Fania was born to Bertha in June 26,1916 in Riga, Latvia. She finished high school and was active in Beitar. In 1935, she made aliyah and volunteered for the Beitar company. She was recruited for the IZL, and when it split, she went to Lehi.
Fania was very eager to participate in operations, but her health prevented this: a spinal deformity kept her bedridden or under complex medical treatment most of the time. Twice she had surgery at Hadassah Hospital in Tel Aviv. She sent her X-rays to the finest specialists in the United States, but to no avail. Her condition was so bad that she needed help getting from her bed to the bathroom. She lived in a small room on Madreigot Street in Jerusalem’s Nahalat Achim neighborhood. To support herself, she would crochet for WIZO, which earned her starvation wages, but it was enough to survive on her own.
The underground members would visit her, and her room was a meeting place. It was often the base from which they set out on different missions.
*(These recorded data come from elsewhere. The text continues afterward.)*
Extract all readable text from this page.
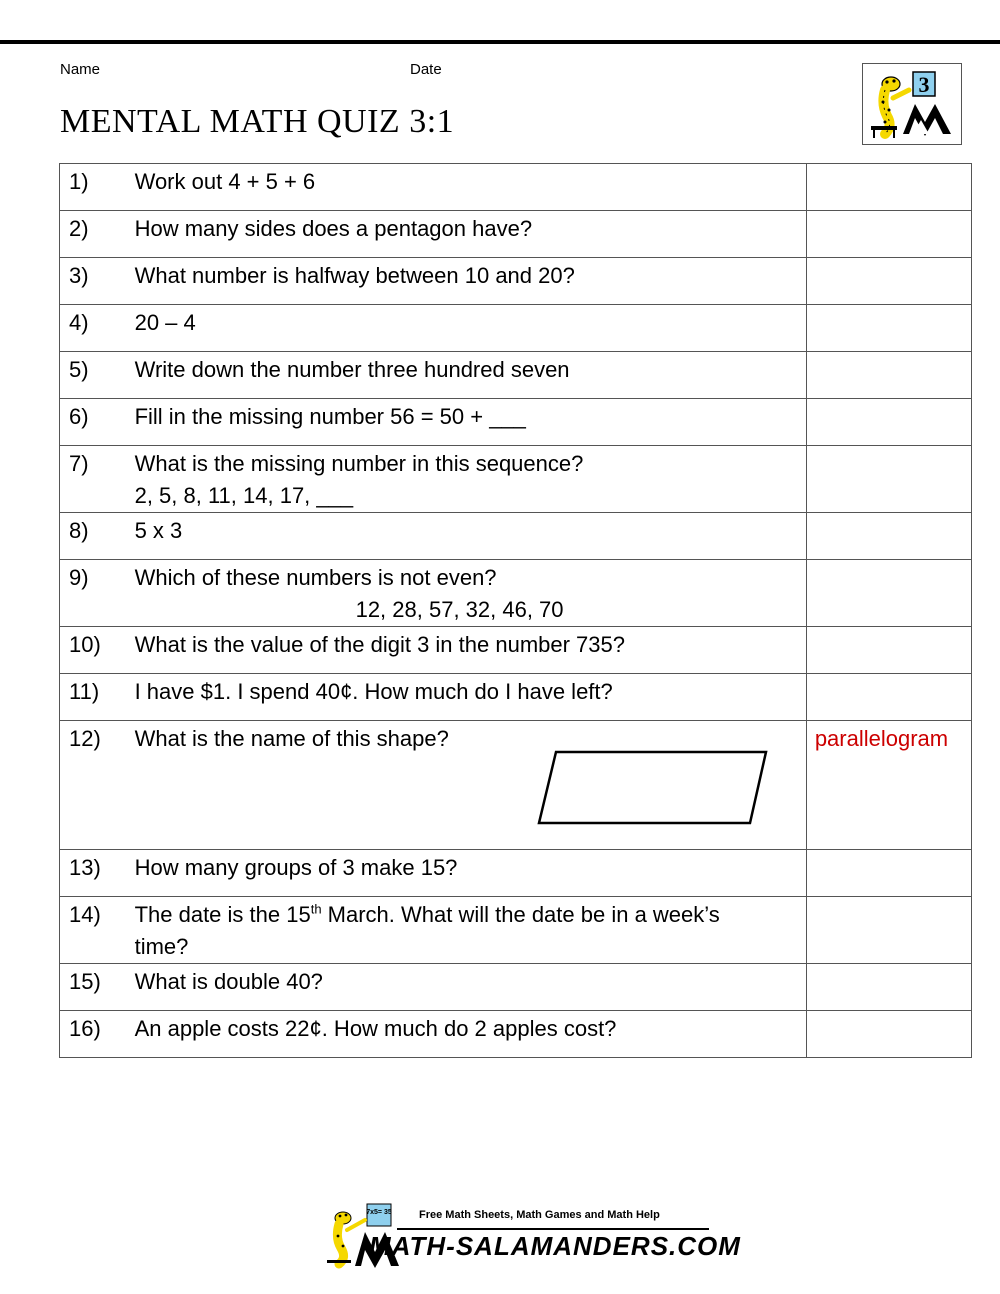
Name	Date
MENTAL MATH QUIZ 3:1
3
1)	Work out 4 + 5 + 6	

2)	How many sides does a pentagon have?	

3)	What number is halfway between 10 and 20?	

4)	20 – 4	

5)	Write down the number three hundred seven	

6)	Fill in the missing number 56 = 50 + ___	

7)	What is the missing number in this sequence?
2, 5, 8, 11, 14, 17, ___	

8)	5 x 3	

9)	Which of these numbers is not even?
12, 28, 57, 32, 46, 70	

10)	What is the value of the digit 3 in the number 735?	

11)	I have $1. I spend 40¢. How much do I have left?	

12)	What is the name of this shape?	parallelogram

13)	How many groups of 3 make 15?	

14)	The date is the 15th March. What will the date be in a week’s
time?	

15)	What is double 40?	

16)	An apple costs 22¢. How much do 2 apples cost?	

7x5= 35 Free Math Sheets, Math Games and Math Help
MATH-SALAMANDERS.COM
At times, she would be overcome by horrible pain, and one of her comrades would go out to get a doctor, who at best would give her some morphine. “Then,” she would say, “I lie down in my bed, crochet and wait for another attack.” She never expressed bitterness or complaint about her harsh fate. What bothered her more than anything was her inability to go out on missions and help the underground. She would thirstily drink in every detail of her comrades’ activities, form putting up posters to training with weapons to combat operations: everything was as if it was taking place in her small room, before her eyes.
Her joy came in an unexpected way: her comrades dug a weapons cache in her room. Two young men moved her in her bed, then for hours they dug a pit. Into the pit they lowered a jug full of weapons. Once the cache was properly camouflaged, they moved her bed back. She was overjoyed to finally be able to contribute — and to endanger herself!
When the assassination of General Barker, the British Army commander in the Land of Israel, was being planned, an idea was proposed, that a young woman might pass by the general with a baby stroller, which would then blow up. However, they could not figure out how the young woman might escape. Fania then spoke up and volunteered herself. She was sure that for an operation such as this, she would find the strength to stand and walk. “My life is no life anyway” she added. This was a “Let my soul die with the Philistines” proposal, the Samson option. Of course, her suggestion was rejected.
Fania Raskin passed away on July 20,1947, in Jerusalem. She was thirty-one.